L’ICESCO tient un colloque sur les droits culturels et les mutations contemporaines
30 avril 2026
Dans le cadre du forum international « La culture pour repenser le monde », l’Organisation du Monde Islamique pour l’Éducation, les Sciences et la Culture (ICESCO) a organisé un colloque intitulé « Droits culturels à l’épreuve des mutations contemporaines, devoir d’inventaire », en partenariat avec le Pôle européen de l’accessibilité culturelle et le Centre national de ressources pour l’accessibilité des loisirs et de la culture (CEMAFORRE), dans le cadre de la préparation du lancement du projet « Charte des droits culturels dans le monde islamique », élaboré par l’ICESCO en collaboration avec le Pôle européen de l’accessibilité culturelle.

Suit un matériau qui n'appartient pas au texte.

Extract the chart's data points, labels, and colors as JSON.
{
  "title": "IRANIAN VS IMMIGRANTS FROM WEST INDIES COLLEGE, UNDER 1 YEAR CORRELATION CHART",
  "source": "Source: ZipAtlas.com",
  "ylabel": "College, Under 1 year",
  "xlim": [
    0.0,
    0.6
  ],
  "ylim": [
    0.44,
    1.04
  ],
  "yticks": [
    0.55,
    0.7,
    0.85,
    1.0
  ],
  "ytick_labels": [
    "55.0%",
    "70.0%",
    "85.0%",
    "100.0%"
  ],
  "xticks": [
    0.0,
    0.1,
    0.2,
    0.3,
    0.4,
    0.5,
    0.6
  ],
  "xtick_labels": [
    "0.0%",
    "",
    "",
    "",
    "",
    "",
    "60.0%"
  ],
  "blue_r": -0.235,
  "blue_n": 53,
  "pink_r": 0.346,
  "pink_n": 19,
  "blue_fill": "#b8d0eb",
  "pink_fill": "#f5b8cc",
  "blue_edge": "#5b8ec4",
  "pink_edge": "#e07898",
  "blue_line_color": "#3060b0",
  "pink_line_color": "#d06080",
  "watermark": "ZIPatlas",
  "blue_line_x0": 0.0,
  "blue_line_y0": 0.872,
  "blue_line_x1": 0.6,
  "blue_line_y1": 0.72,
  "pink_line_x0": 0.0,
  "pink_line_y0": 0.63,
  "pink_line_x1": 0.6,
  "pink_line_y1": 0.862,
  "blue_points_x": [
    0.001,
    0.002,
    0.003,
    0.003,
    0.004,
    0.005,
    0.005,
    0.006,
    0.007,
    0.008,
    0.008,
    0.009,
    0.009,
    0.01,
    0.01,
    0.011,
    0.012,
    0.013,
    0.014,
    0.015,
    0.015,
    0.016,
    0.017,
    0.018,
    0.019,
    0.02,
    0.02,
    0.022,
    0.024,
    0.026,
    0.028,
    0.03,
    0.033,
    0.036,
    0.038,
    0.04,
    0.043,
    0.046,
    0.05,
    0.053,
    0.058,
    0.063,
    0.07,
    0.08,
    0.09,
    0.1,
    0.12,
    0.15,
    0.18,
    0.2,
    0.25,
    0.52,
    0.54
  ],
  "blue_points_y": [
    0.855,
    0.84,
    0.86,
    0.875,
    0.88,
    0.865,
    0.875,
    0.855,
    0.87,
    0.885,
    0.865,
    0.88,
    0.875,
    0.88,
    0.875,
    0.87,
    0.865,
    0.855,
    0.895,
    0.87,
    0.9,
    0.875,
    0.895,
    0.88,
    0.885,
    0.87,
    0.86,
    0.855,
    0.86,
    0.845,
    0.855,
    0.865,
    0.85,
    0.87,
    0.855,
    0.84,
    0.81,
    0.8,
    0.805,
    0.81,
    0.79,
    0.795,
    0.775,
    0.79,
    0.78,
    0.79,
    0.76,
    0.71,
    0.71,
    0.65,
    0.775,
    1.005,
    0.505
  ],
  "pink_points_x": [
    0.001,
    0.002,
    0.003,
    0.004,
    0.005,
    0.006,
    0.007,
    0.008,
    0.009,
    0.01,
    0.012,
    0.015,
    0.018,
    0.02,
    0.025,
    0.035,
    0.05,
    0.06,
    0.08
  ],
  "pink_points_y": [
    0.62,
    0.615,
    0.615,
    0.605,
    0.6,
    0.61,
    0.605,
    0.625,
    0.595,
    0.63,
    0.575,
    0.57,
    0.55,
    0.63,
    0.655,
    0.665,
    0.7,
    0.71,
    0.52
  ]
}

En ouverture du colloque, tenu par visioconférence le mardi 28 avril 2026, Dr Mohamed Zinelabidine, Chef du Secteur de la Culture à l’ICESCO, a expliqué que le projet de charte s’inscrit dans une vision destinée à renforcer la reconnaissance des droits culturels, qui font encore défaut ou dont la mise en œuvre reste limitée dans un certain nombre d’États membres. Il a ajouté que la concrétisation de ces droits sur le terrain dépend d’une série d’engagements portant sur différents niveaux, officiels et autres.
Pour sa part, M. André Fertier, président de CEMAFORRE, a souligné que l’efficacité des droits ne repose pas uniquement sur les textes et les normes juridiques, mais aussi sur leur capacité à préserver la dignité commune. Et de préciser que, malgré la reconnaissance croissante de ces droits, des formes de discrimination culturelle persistent dans un certain nombre de sociétés.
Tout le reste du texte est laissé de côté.